- Born: November 22, 1942 (age 83)^{[citation needed]} Roseburg, Oregon^{[citation needed]}
- Education: Humboldt State University California State University-Sacramento University of California Berkeley
- Scientific career
- Fields: Biology
- Workplaces: United States Geological Survey

= R. Bruce Bury =

American herpetologist

Richard Bruce Bury (born November 22, 1942, in Roseburg, Oregon), a pioneer in the study of herpetofauna (amphibians and reptiles), is an American conservationist, herpetologist, and natural historian and Scientist Emeritus of the United States Geological Survey. Bury, C. Kenneth Dodd, Jr. and Gary Fellers were the first to suggest widespread amphibian declines were progressing.

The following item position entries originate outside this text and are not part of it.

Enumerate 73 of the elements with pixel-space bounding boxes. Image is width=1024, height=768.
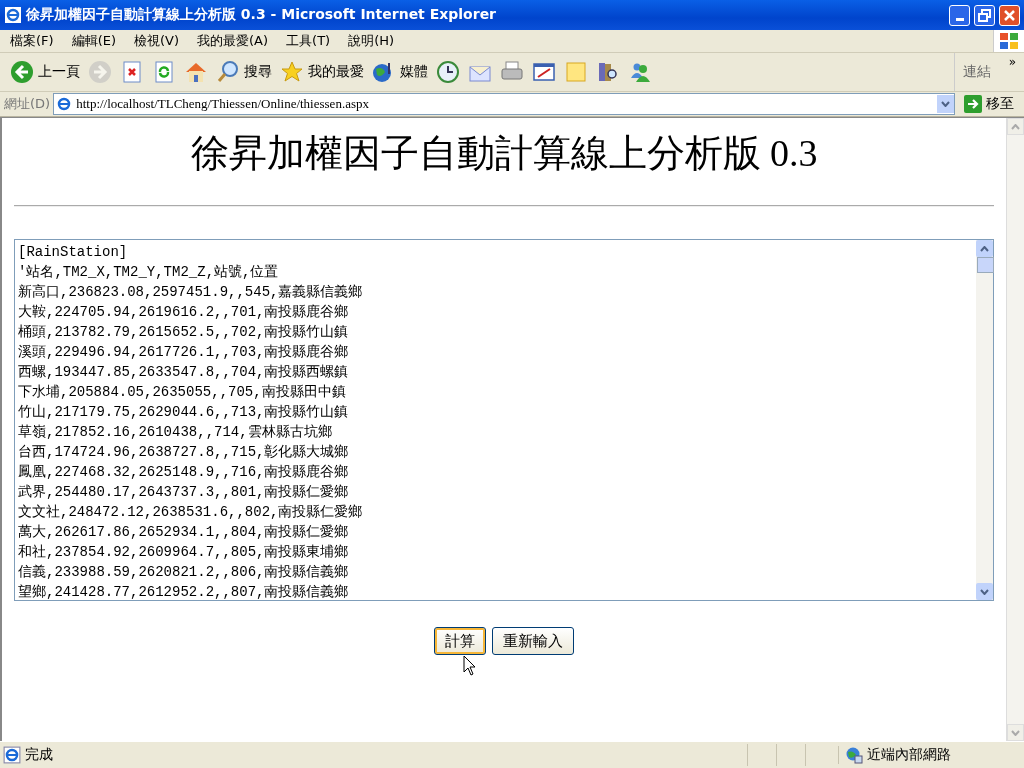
- home-icon: [184, 60, 208, 84]
- go-button[interactable]: 移至: [958, 95, 1020, 113]
- form-button[interactable]: 計算: [434, 627, 486, 655]
- mouse-pointer-icon: [463, 655, 477, 677]
- close-button[interactable]: [999, 4, 1020, 26]
- network-globe-icon: [845, 746, 863, 764]
- close-icon: [1003, 8, 1016, 22]
- browser-logo-icon: [4, 6, 22, 24]
- scroll-up-button[interactable]: [976, 240, 993, 257]
- minimize-button[interactable]: [949, 4, 970, 26]
- menu-item[interactable]: 說明(H): [342, 32, 401, 50]
- text-line: 新高口,236823.08,2597451.9,,545,嘉義縣信義鄉: [18, 283, 364, 302]
- arrow-icon: [964, 95, 982, 113]
- menu-item[interactable]: 編輯(E): [65, 32, 122, 50]
- text-line: 望鄉,241428.77,2612952.2,,807,南投縣信義鄉: [18, 583, 350, 600]
- text-line: '站名,TM2_X,TM2_Y,TM2_Z,站號,位置: [18, 263, 280, 282]
- text-line: 下水埔,205884.05,2635055,,705,南投縣田中鎮: [18, 383, 347, 402]
- chevron-down-icon: [941, 101, 950, 107]
- address-field[interactable]: http://localhost/TLCheng/Thiessen/Online/thiessen.aspx: [53, 93, 955, 115]
- text-line: 竹山,217179.75,2629044.6,,713,南投縣竹山鎮: [18, 403, 350, 422]
- text-line: 和社,237854.92,2609964.7,,805,南投縣東埔鄉: [18, 543, 350, 562]
- menu-item[interactable]: 工具(T): [280, 32, 337, 50]
- chevron-up-icon: [1011, 123, 1020, 130]
- favorites-icon: [280, 60, 304, 84]
- links-label[interactable]: 連結: [962, 63, 991, 81]
- note-icon: [564, 60, 588, 84]
- media-button[interactable]: 媒體: [368, 58, 432, 86]
- restore-icon: [978, 8, 991, 22]
- text-line: 西螺,193447.85,2633547.8,,704,南投縣西螺鎮: [18, 363, 350, 382]
- page-heading: 徐昇加權因子自動計算線上分析版 0.3: [189, 131, 819, 176]
- menu-item[interactable]: 檢視(V): [128, 32, 186, 50]
- chevron-button[interactable]: »: [1008, 55, 1016, 69]
- back-button[interactable]: 上一頁: [6, 58, 84, 86]
- window-title: 徐昇加權因子自動計算線上分析版 0.3 - Microsoft Internet Explorer: [26, 6, 498, 24]
- chevron-up-icon: [980, 245, 989, 252]
- chevron-down-icon: [980, 588, 989, 595]
- text-line: 桶頭,213782.79,2615652.5,,702,南投縣竹山鎮: [18, 323, 350, 342]
- forward-icon: [88, 60, 112, 84]
- refresh-icon: [152, 60, 176, 84]
- page-icon: [56, 96, 73, 112]
- text-line: 草嶺,217852.16,2610438,,714,雲林縣古坑鄉: [18, 423, 333, 442]
- menu-item[interactable]: 我的最愛(A): [191, 32, 275, 50]
- history-icon: [436, 60, 460, 84]
- zone-text: 近端內部網路: [867, 746, 951, 764]
- stop-icon: [120, 60, 144, 84]
- text-line: 萬大,262617.86,2652934.1,,804,南投縣仁愛鄉: [18, 523, 350, 542]
- form-button[interactable]: 重新輸入: [492, 627, 574, 655]
- search-icon: [216, 60, 240, 84]
- text-line: 溪頭,229496.94,2617726.1,,703,南投縣鹿谷鄉: [18, 343, 350, 362]
- minimize-icon: [955, 18, 964, 21]
- text-line: 大鞍,224705.94,2619616.2,,701,南投縣鹿谷鄉: [18, 303, 350, 322]
- edit-icon: [532, 60, 556, 84]
- text-line: 文文社,248472.12,2638531.6,,802,南投縣仁愛鄉: [18, 503, 364, 522]
- address-label: 網址(D): [4, 95, 51, 113]
- research-icon: [596, 60, 620, 84]
- favorites-button[interactable]: 我的最愛: [276, 58, 368, 86]
- menu-item[interactable]: 檔案(F): [4, 32, 60, 50]
- back-icon: [10, 60, 34, 84]
- text-line: 武界,254480.17,2643737.3,,801,南投縣仁愛鄉: [18, 483, 350, 502]
- restore-button[interactable]: [974, 4, 995, 26]
- text-line: [RainStation]: [18, 243, 129, 262]
- scrollbar-thumb[interactable]: [977, 257, 994, 273]
- text-line: 信義,233988.59,2620821.2,,806,南投縣信義鄉: [18, 563, 350, 582]
- chevron-down-icon: [1011, 729, 1020, 736]
- dropdown-button[interactable]: [937, 95, 954, 113]
- status-text: 完成: [25, 746, 54, 764]
- page-icon: [3, 746, 21, 764]
- scroll-down-button[interactable]: [976, 583, 993, 600]
- flag-logo-icon: [999, 32, 1019, 50]
- text-line: 台西,174724.96,2638727.8,,715,彰化縣大城鄉: [18, 443, 350, 462]
- search-button[interactable]: 搜尋: [212, 58, 276, 86]
- text-area-field[interactable]: [14, 239, 994, 601]
- text-line: 鳳凰,227468.32,2625148.9,,716,南投縣鹿谷鄉: [18, 463, 350, 482]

In 1972, Bury became the first person hired by the United States Department of the Interior under the specific title of Herpetologist. In 2009, the American Society of Ichthyologists and Herpetologists (ASIH) made Bury the 11th herpetologist awarded the annual Henry S. Fitch Award for Excellence in Herpetology. Bury is a founding governing board member and executive editor of the journal Herpetological Conservation and Biology. For more than 30 years, Bury has studied herpetofauna ecology and conservation, including the effects of invasive species and wildfire on populations. Thanks in part to his efforts, herpetofauna are recognized as important indicators of ecosystem health.